In dieser Lage befindet sich Junts: Es gibt vor, der PSOE-Regierung eine weitere Verlängerung gewährt zu haben. In Wirklichkeit gewährt es diese Verlängerung jedoch nur sich selbst, weil es im Falle einer Abspaltung von der PSOE im Falle vorgezogener Neuwahlen große Nachteile für sich beanspruchen würde.
Und da sich kaum jemand mit dem Kleingedruckten befasst (und das ist die traurige Welt, in der wir leben, aber so ist es im Großen und Ganzen in allen Schichten und Altersgruppen), wird Junts den katalanischen Wählern, die nach dem Sturm Ruhe und Ergebnisse im Sinne von Fortschritten in ihrem täglichen Leben verlangen, heute nicht als die große Antwort auf ihre Übel dargestellt, sondern eher als Synonym für Lärm, Aufruhr und, für die Empfindlichsten, als lästiger „Haarwurm“. Für sie ist Junts in diesem Sinne nicht CiU.
Für die stärkste Wählergruppe unter den Unabhängigkeitsbefürwortern ist Junts hingegen nicht die Partei, die als Listenwahl gegründet wurde und mit dem Slogan „Puigdemont, unser Präsident“ die Fackel der Legitimität der durch Artikel 155 aufgehobenen Institutionen hochhält.
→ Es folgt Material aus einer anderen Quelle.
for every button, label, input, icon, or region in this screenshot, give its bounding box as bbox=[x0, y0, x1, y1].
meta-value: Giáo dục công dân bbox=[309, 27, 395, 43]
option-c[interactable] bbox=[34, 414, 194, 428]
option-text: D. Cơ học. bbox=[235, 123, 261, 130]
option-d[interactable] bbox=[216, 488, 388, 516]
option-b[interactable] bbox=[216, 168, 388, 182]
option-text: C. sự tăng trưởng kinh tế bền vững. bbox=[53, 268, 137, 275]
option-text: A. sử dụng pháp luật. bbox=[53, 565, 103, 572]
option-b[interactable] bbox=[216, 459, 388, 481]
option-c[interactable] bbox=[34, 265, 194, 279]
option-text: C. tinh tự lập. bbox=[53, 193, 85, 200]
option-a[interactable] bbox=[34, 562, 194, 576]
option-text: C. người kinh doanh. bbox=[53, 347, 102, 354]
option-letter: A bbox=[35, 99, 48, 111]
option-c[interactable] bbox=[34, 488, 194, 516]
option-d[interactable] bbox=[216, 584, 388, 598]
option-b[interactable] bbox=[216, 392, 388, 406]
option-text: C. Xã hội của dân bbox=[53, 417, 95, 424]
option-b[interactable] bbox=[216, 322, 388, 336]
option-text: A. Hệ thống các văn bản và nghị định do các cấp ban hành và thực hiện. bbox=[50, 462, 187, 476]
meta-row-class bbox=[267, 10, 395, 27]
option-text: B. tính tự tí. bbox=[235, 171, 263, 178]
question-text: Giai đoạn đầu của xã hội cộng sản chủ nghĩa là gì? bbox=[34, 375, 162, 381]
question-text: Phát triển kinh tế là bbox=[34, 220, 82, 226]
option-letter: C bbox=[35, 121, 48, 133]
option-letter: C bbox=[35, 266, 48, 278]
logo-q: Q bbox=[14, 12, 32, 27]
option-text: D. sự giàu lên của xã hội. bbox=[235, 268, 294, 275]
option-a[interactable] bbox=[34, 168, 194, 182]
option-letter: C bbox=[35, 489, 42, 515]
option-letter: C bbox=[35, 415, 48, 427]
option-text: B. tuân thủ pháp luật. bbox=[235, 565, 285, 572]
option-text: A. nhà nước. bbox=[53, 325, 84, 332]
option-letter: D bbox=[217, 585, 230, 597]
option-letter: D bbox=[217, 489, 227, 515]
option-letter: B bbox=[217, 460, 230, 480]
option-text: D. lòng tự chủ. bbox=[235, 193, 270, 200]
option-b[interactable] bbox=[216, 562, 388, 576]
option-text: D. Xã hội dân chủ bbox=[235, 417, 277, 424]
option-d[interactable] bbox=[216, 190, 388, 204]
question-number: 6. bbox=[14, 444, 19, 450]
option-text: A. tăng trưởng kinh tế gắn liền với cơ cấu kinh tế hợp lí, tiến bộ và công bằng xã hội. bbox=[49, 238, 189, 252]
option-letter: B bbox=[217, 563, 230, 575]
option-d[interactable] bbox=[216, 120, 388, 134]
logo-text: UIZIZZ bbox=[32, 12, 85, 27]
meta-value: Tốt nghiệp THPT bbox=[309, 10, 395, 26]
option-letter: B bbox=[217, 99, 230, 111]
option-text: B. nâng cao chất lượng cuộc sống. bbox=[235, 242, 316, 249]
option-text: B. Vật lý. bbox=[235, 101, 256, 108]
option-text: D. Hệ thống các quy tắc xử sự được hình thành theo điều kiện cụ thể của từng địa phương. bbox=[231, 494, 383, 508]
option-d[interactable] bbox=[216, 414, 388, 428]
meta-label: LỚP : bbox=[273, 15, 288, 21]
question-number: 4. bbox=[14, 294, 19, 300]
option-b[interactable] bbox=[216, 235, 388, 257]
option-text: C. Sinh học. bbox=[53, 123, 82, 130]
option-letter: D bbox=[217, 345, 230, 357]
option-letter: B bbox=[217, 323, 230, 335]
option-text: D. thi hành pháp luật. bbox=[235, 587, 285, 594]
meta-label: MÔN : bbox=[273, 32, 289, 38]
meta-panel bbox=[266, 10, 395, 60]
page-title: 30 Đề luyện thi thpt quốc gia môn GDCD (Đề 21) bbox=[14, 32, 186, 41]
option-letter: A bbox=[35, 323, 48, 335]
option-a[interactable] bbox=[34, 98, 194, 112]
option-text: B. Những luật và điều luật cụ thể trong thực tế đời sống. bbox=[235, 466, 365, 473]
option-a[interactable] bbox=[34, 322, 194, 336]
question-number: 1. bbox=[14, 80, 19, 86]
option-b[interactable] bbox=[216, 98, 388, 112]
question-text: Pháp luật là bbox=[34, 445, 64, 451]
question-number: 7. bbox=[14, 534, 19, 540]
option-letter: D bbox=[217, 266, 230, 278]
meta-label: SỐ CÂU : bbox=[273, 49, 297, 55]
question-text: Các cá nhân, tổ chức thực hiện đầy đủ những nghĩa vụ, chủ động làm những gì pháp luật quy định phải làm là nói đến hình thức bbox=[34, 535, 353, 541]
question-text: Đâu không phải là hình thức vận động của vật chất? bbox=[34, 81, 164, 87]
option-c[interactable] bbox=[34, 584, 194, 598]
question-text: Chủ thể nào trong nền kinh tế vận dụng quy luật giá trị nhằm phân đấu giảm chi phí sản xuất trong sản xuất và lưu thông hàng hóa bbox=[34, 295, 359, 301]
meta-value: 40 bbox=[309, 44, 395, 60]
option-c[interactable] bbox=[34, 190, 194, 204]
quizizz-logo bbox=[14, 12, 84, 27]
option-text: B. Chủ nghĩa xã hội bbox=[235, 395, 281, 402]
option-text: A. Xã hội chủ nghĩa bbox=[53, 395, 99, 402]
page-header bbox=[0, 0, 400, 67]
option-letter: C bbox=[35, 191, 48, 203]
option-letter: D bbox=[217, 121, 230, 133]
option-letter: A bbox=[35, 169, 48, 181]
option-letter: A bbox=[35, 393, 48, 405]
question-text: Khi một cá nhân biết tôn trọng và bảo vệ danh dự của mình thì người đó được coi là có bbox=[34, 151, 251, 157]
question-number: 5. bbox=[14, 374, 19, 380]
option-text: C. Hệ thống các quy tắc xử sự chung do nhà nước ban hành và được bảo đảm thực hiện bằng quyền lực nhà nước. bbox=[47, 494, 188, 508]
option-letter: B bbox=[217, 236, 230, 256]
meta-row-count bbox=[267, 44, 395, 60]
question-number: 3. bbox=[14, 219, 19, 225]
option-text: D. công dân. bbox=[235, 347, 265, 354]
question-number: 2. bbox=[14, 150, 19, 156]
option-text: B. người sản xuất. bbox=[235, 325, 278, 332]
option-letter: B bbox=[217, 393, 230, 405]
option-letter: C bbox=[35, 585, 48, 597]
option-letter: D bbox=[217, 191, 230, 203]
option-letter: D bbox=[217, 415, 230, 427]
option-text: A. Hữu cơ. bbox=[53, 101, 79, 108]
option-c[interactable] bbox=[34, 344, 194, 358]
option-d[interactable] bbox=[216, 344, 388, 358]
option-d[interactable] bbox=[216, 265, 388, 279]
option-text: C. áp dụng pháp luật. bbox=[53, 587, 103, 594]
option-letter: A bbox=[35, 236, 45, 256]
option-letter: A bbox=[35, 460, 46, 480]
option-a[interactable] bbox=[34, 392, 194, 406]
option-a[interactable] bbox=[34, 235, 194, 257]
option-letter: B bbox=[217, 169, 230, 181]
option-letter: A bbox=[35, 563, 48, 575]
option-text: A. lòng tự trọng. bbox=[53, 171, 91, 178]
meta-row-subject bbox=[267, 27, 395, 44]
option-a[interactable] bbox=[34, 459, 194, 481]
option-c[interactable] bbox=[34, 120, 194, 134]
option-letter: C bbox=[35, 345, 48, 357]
Denn nachdem Junts einige Jahre lang mit der ERC darum konkurrierte, wer mehr für die Unabhängigkeit sei, und dabei in den Augen vieler Junqueras‘ Partei effektiv besiegte, konkurriert er nun im Grunde mit der ERC darum, wer der PSOE die meisten Zugeständnisse abringen kann.
Daher ist die gestern angekündigte Verlängerung als Reaktion auf eine sehr zeitnahe Anfrage des internationalen Vermittlers nicht nur für Sánchez, sondern auch für Junts notwendig. Doch diese Verlängerung kann nicht ewig dauern, noch kann sie die nächste in einer Reihe von Verlängerungen sein, noch kann sie mit diffusen oder halbherzigen Fortschritten enden. Denn wenn irgendetwas davon passiert, wird Junts nicht nur zwei Enttäuschungen für Sánchez verkünden (die, die er erlebte, als er das Omnibusgesetz kippte, und die, die er gestern für den Präsidenten vorhersagte, wenn nicht bald wichtige Dinge passieren), sondern nun auch noch die für Puigdemont an der Wahlurne haben. Und dies könnte in den Augen aller in Großbuchstaben stehen.